「O2O」で成果をもたらす鍵は「顔」●特集「EC再強化」

O2Oとは、「Online to Offline」または「Offline to Online」の略。最近は「オムニチャネル」というキーワードも流行っていますが、こちらは「すべての流通経路」を指す言葉で「いつでも、どこでも、どの方法でもサービスを受けられる」ことがテーマとなります。もともとは「クリック&モルタル(ネットと実店舗の融合)」という言葉が使われましたが、そこから「マルチチャネル(多店舗、PC、携帯電話、店舗などそれぞれのサイトでサービスを受けられる)」、次に「クロスチャネル(ネットと実店舗でクロスしてもサービスを受けられる)」、そして「オムニチャネル」に変わってきました。その背景には、スマートフォンやタブレットの普及とソーシャルメディアの成長があるのはおわかりでしょう。

国内ではオムニチャネルというと「物流」に論点が集中しています。ECには「集客→接客→決済→受注→物流」という流れの中で、顧客とのタッチポイントとなる物流は、特に意識する必要があるからです。これはO2Oでも同様ですが、もう一つのタッチポイントである「店舗送客」「ネット送客」という、集客と接客部分も大事です。O2Oというとクーポン発行や値引きをイメージする方が多いと思いますが、それだけではないのです。きちんと、丁寧に、必要な情報を顧客に届ける姿勢が大事なのです。

京都・福知山にある「足立音衛門」は、当初、工場で製造した栗のケーキをネットだけで販売していましたが、現在では福知山の本店と百貨店を中心に実店舗を展開しています。ただし、ブランド力を維持するためにクーポンなどは使用せず、その目的をネットと実店舗への相互送客に絞り込んでいます。一方、「ところてん伊豆河童」(P062)では、PCだけでなくスマートフォン対応もしっかりと行い、SNSから実店舗や催事の案内、マスコミへの対応などをしっかりと行っています。
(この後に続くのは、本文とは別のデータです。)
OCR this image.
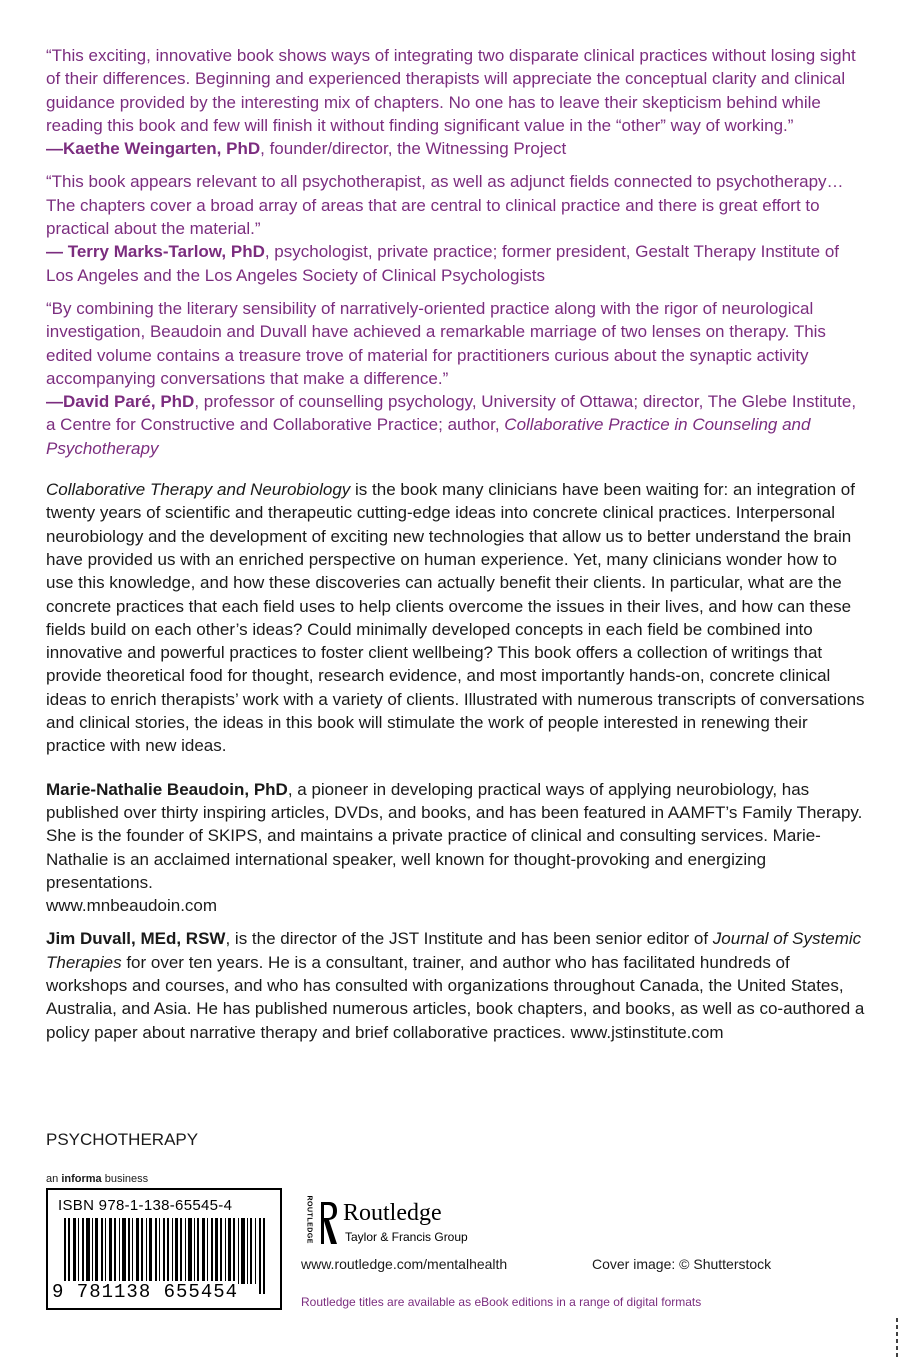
“This exciting, innovative book shows ways of integrating two disparate clinical practices without losing sight of their differences. Beginning and experienced therapists will appreciate the conceptual clarity and clinical guidance provided by the interesting mix of chapters. No one has to leave their skepticism behind while reading this book and few will finish it without finding significant value in the “other” way of working.”
—Kaethe Weingarten, PhD, founder/director, the Witnessing Project

“This book appears relevant to all psychotherapist, as well as adjunct fields connected to psychotherapy…The chapters cover a broad array of areas that are central to clinical practice and there is great effort to practical about the material.”
— Terry Marks-Tarlow, PhD, psychologist, private practice; former president, Gestalt Therapy Institute of Los Angeles and the Los Angeles Society of Clinical Psychologists

“By combining the literary sensibility of narratively-oriented practice along with the rigor of neurological investigation, Beaudoin and Duvall have achieved a remarkable marriage of two lenses on therapy. This edited volume contains a treasure trove of material for practitioners curious about the synaptic activity accompanying conversations that make a difference.”
—David Paré, PhD, professor of counselling psychology, University of Ottawa; director, The Glebe Institute, a Centre for Constructive and Collaborative Practice; author, Collaborative Practice in Counseling and Psychotherapy

Collaborative Therapy and Neurobiology is the book many clinicians have been waiting for: an integration of twenty years of scientific and therapeutic cutting-edge ideas into concrete clinical practices. Interpersonal neurobiology and the development of exciting new technologies that allow us to better understand the brain have provided us with an enriched perspective on human experience. Yet, many clinicians wonder how to use this knowledge, and how these discoveries can actually benefit their clients. In particular, what are the concrete practices that each field uses to help clients overcome the issues in their lives, and how can these fields build on each other’s ideas? Could minimally developed concepts in each field be combined into innovative and powerful practices to foster client wellbeing? This book offers a collection of writings that provide theoretical food for thought, research evidence, and most importantly hands-on, concrete clinical ideas to enrich therapists’ work with a variety of clients. Illustrated with numerous transcripts of conversations and clinical stories, the ideas in this book will stimulate the work of people interested in renewing their practice with new ideas.

Marie-Nathalie Beaudoin, PhD, a pioneer in developing practical ways of applying neurobiology, has published over thirty inspiring articles, DVDs, and books, and has been featured in AAMFT’s Family Therapy. She is the founder of SKIPS, and maintains a private practice of clinical and consulting services. Marie-Nathalie is an acclaimed international speaker, well known for thought-provoking and energizing presentations.
www.mnbeaudoin.com

Jim Duvall, MEd, RSW, is the director of the JST Institute and has been senior editor of Journal of Systemic Therapies for over ten years. He is a consultant, trainer, and author who has facilitated hundreds of workshops and courses, and who has consulted with organizations throughout Canada, the United States, Australia, and Asia. He has published numerous articles, book chapters, and books, as well as co-authored a policy paper about narrative therapy and brief collaborative practices. www.jstinstitute.com

PSYCHOTHERAPY
an informa business
ISBN 978-1-138-65545-4
9 781138 655454
ROUTLEDGE Routledge
Taylor & Francis Group
www.routledge.com/mentalhealth	Cover image: © Shutterstock
Routledge titles are available as eBook editions in a range of digital formats
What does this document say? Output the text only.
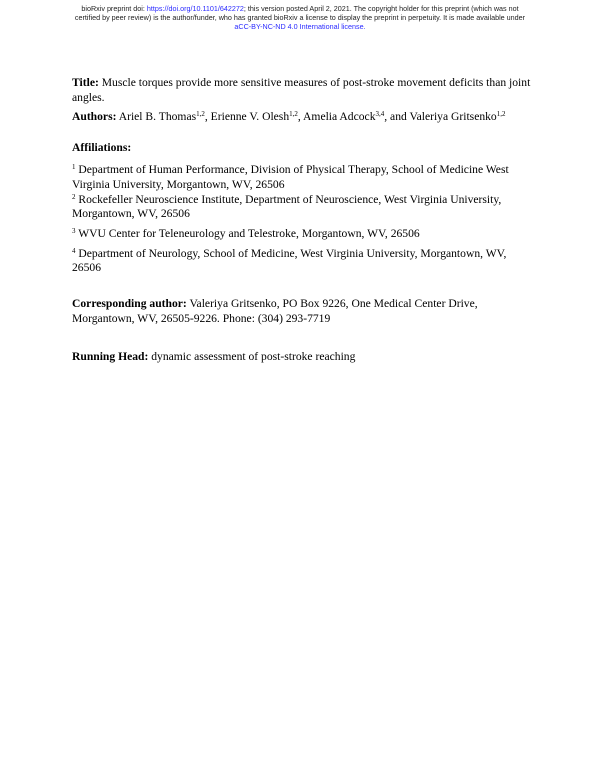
bioRxiv preprint doi: https://doi.org/10.1101/642272; this version posted April 2, 2021. The copyright holder for this preprint (which was not
certified by peer review) is the author/funder, who has granted bioRxiv a license to display the preprint in perpetuity. It is made available under
aCC-BY-NC-ND 4.0 International license.
Title: Muscle torques provide more sensitive measures of post-stroke movement deficits than joint
angles.
Authors: Ariel B. Thomas$^{1,2}$, Erienne V. Olesh$^{1,2}$, Amelia Adcock$^{3,4}$, and Valeriya Gritsenko$^{1,2}$
Affiliations:
$^1$ Department of Human Performance, Division of Physical Therapy, School of Medicine West
Virginia University, Morgantown, WV, 26506
$^2$ Rockefeller Neuroscience Institute, Department of Neuroscience, West Virginia University,
Morgantown, WV, 26506
$^3$ WVU Center for Teleneurology and Telestroke, Morgantown, WV, 26506
$^4$ Department of Neurology, School of Medicine, West Virginia University, Morgantown, WV,
26506
Corresponding author: Valeriya Gritsenko, PO Box 9226, One Medical Center Drive,
Morgantown, WV, 26505-9226. Phone: (304) 293-7719
Running Head: dynamic assessment of post-stroke reaching
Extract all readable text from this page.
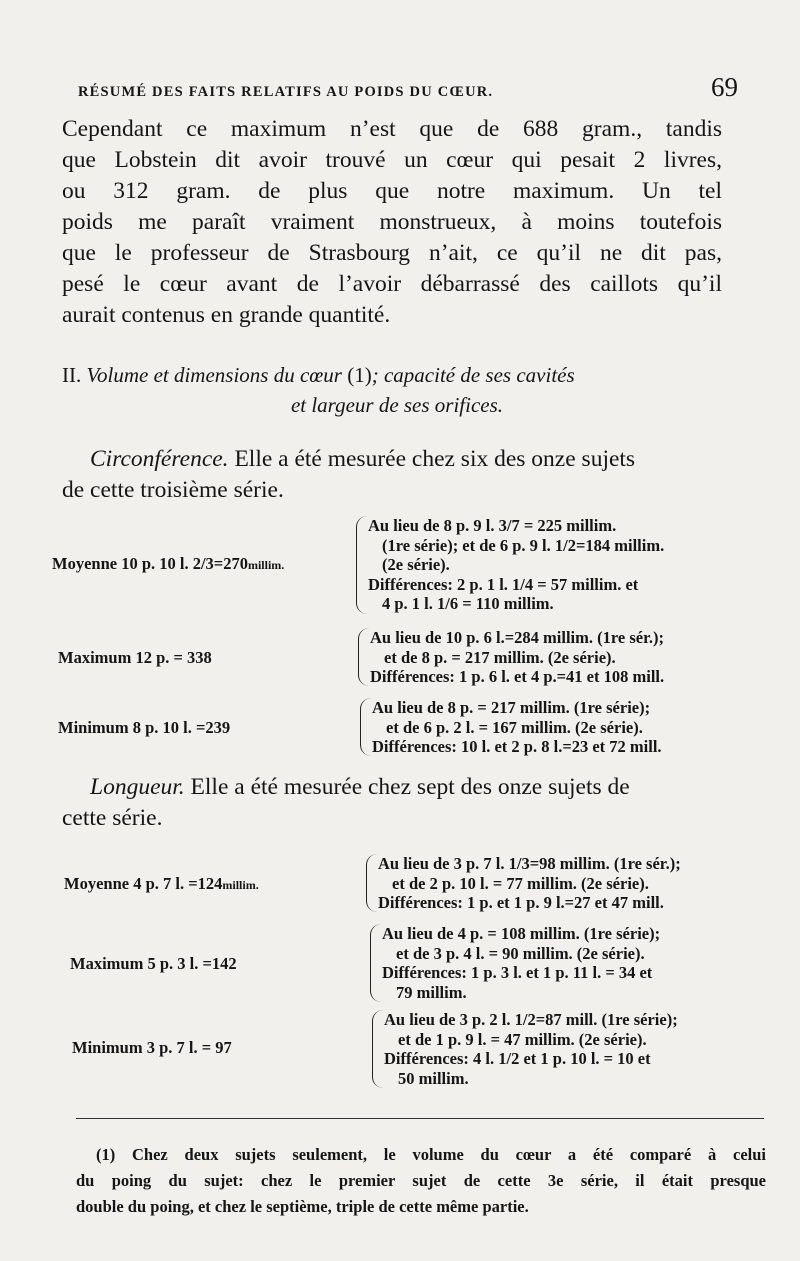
RÉSUMÉ DES FAITS RELATIFS AU POIDS DU CŒUR.	69
Cependant ce maximum n’est que de 688 gram., tandis
que Lobstein dit avoir trouvé un cœur qui pesait 2 livres,
ou 312 gram. de plus que notre maximum. Un tel
poids me paraît vraiment monstrueux, à moins toutefois
que le professeur de Strasbourg n’ait, ce qu’il ne dit pas,
pesé le cœur avant de l’avoir débarrassé des caillots qu’il
aurait contenus en grande quantité.
II. Volume et dimensions du cœur (1); capacité de ses cavités
et largeur de ses orifices.
Circonférence. Elle a été mesurée chez six des onze sujets
de cette troisième série.
Moyenne 10 p. 10 l. 2/3=270millim.
Au lieu de 8 p. 9 l. 3/7 = 225 millim.
(1re série); et de 6 p. 9 l. 1/2=184 millim.
(2e série).
Différences: 2 p. 1 l. 1/4 = 57 millim. et
4 p. 1 l. 1/6 = 110 millim.
Maximum 12 p. = 338
Au lieu de 10 p. 6 l.=284 millim. (1re sér.);
et de 8 p. = 217 millim. (2e série).
Différences: 1 p. 6 l. et 4 p.=41 et 108 mill.
Minimum 8 p. 10 l. =239
Au lieu de 8 p. = 217 millim. (1re série);
et de 6 p. 2 l. = 167 millim. (2e série).
Différences: 10 l. et 2 p. 8 l.=23 et 72 mill.
Longueur. Elle a été mesurée chez sept des onze sujets de
cette série.
Moyenne 4 p. 7 l. =124millim.
Au lieu de 3 p. 7 l. 1/3=98 millim. (1re sér.);
et de 2 p. 10 l. = 77 millim. (2e série).
Différences: 1 p. et 1 p. 9 l.=27 et 47 mill.
Maximum 5 p. 3 l. =142
Au lieu de 4 p. = 108 millim. (1re série);
et de 3 p. 4 l. = 90 millim. (2e série).
Différences: 1 p. 3 l. et 1 p. 11 l. = 34 et
79 millim.
Minimum 3 p. 7 l. = 97
Au lieu de 3 p. 2 l. 1/2=87 mill. (1re série);
et de 1 p. 9 l. = 47 millim. (2e série).
Différences: 4 l. 1/2 et 1 p. 10 l. = 10 et
50 millim.
(1) Chez deux sujets seulement, le volume du cœur a été comparé à celui
du poing du sujet: chez le premier sujet de cette 3e série, il était presque
double du poing, et chez le septième, triple de cette même partie.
O2Oにおいて大事な点は、「人」を前面に押し出すことです。顔を出して、自らの言葉で、逃げない態度を見せることが安心感を醸成するのです。ただし、自分の言葉で発信しろといっても、難しいと感じる方も多いでしょう。まずはWebデザイナーに90%程度まで仕上げてもらい、「キャッチコピー」などの重要な言葉だけを追記するという手を使うのがオススメです。O2Oの基本は、お客様との各タッチポイントできちんとした対応をすること。そう意識することが大切です。

 

足立音衛門

選び抜いた素材を使い、じっくりと手作業で仕上げた菓子を販売。栗を使ったケーキやテリーヌがおおいに人気を博している。

 

ところてん伊豆河童(Facebook)

P062で紹介しているところてん伊豆河童のFacebookページ。ショップページ、店舗への送客を目的にしたもの。実店舗や催事の案内、商品紹介を顔出しで丁寧に行っている。